例えば、高橋さんがもつ宇宙人の能力は、あくまで人間が元々持っている能力を引き上げるだけ。そして、能力を使うと副作用が起こるのですが、彼が勤務するホテルの温泉に浸かると回復します。こんな設定、バカリズム氏以外に誰が思いつくでしょうか?!
本作は独特な設定に加えて、物語が主に「会話劇」で展開していくところも特徴的。ほぼずっーと誰かと誰かが会話をしています。しかも、ただただ駄弁(だべ)っているという脱力系の会話。なかでも、清美と幼馴染のはっち(鈴木杏)とみなぷー(平岩紙)、そして高橋さんの4人によって繰り広げられる会話劇は圧巻です。ただ駄弁っているだけなのに、全く飽きません。しかも長尺。
例えば第3話では、途中で清美の同級生・あやにゃん(木南晴夏)も参加しますが、約14分間にわたって同じカフェ、同じテーブルで会話を繰り広げました。
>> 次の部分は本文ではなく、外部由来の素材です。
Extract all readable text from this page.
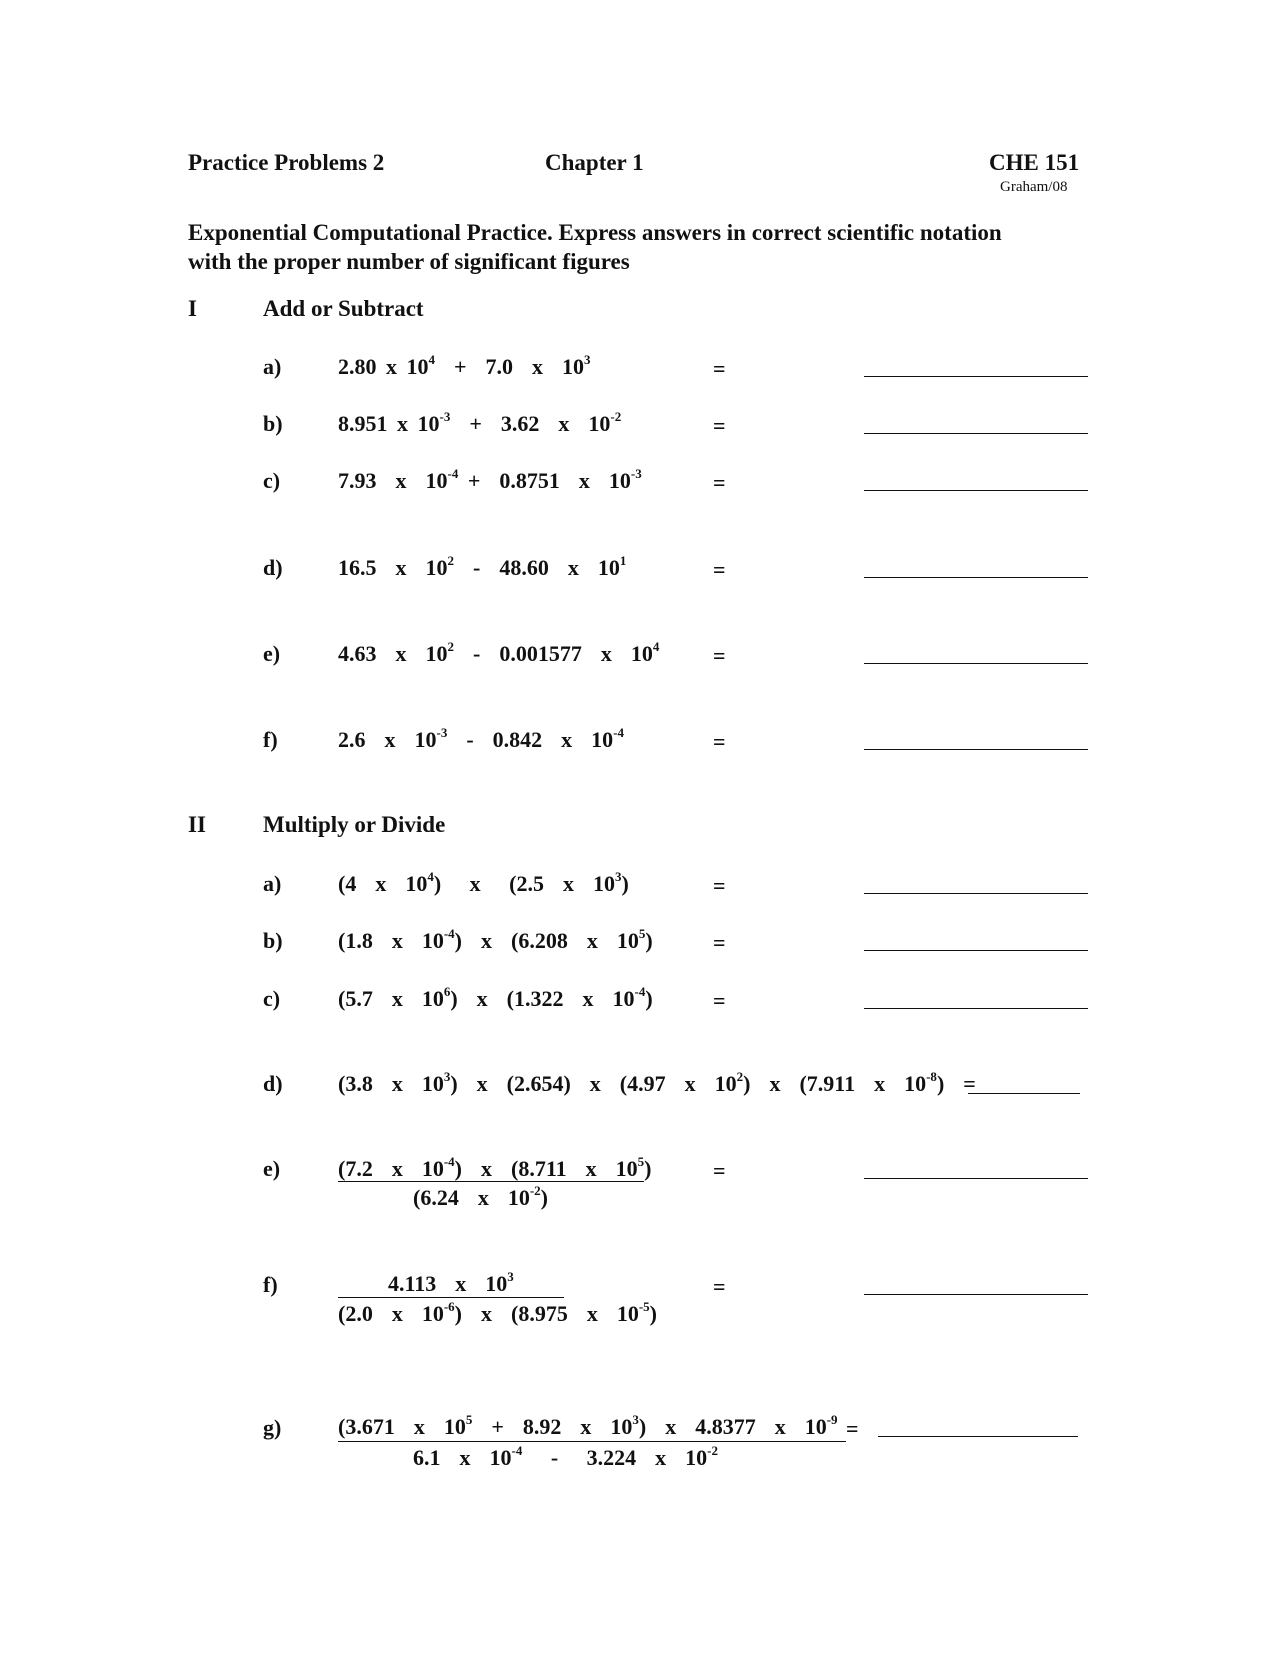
Practice Problems 2	Chapter 1	CHE 151
Graham/08
Exponential Computational Practice. Express answers in correct scientific notation
with the proper number of significant figures
I	Add or Subtract
a)	2.80 x $10^4 + 7.0$  x  $10^3$	=
b)	8.951 x $10^{-3} + 3.62$  x  $10^{-2}$	=
c)	7.93  x  $10^{-4} + 0.8751$  x  $10^{-3}$	=
d)	16.5  x  $10^2 - 48.60$  x  $10^1$	=
e)	4.63  x  $10^2 - 0.001577$  x  $10^4$ =
f)	2.6  x  $10^{-3} - 0.842$  x  $10^{-4}$	=
II Multiply or Divide
a)	(4  x  $10^4$)   x   (2.5  x  $10^3$)	=
b)	(1.8  x  $10^{-4}$)  x  (6.208  x  $10^5$)	=
c)	(5.7  x  $10^6$)  x  (1.322  x  $10^{-4}$)	=
d)	(3.8  x  $10^3$)  x  (2.654)  x  (4.97  x  $10^2$)  x  (7.911  x  $10^{-8}$)  =
e)	(7.2  x  $10^{-4}$)  x  (8.711  x  $10^5$)
(6.24  x  $10^{-2}$)
=
f)	4.113  x  $10^3$
(2.0  x  $10^{-6}$)  x  (8.975  x  $10^{-5}$)
=
g)	(3.671  x  $10^5 + 8.92$  x  $10^3$)  x  4.8377  x  $10^{-9}$
6.1  x  $10^{-4} - 3.224$  x  $10^{-2}$
=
ごはんを食べながら他愛もない会話をするのみで、回想シーンで場面が変わるようなことも一切なし。それを、視聴者に飽きさせることなく展開するのは、どう考えても難易度が高いことのはずです。
台詞の中身はもちろんですが、テンポや間合い、トーンなど、自然に見せる高い演技力が求められることも間違いありません。だからこそ、バカリズム氏の作品に出演する俳優陣は実力派ばかり。ハイレベルな演技合戦を楽しめることも、大きな魅力といえるでしょう。

画像:日本テレビ『ホットスポット』公式サイトより
思ってた宇宙人と全然違う……細かすぎる「宇宙人の設定」
しかも使う能力によって副作用は変わり「頭脳系の能力を使うとハゲる」と高橋さんが告白したときは、吹き出しそうになりました。特殊な上に設定があまりに緻密で、視聴者それぞれが抱いていたであろう“宇宙人像”をことごとく裏切ってくる。ここに面白みが光ります。そして、「この設定だと、他の登場人物の中にも宇宙人がいるのでは?!」と、どんどん作品に惹きこまれていくのです。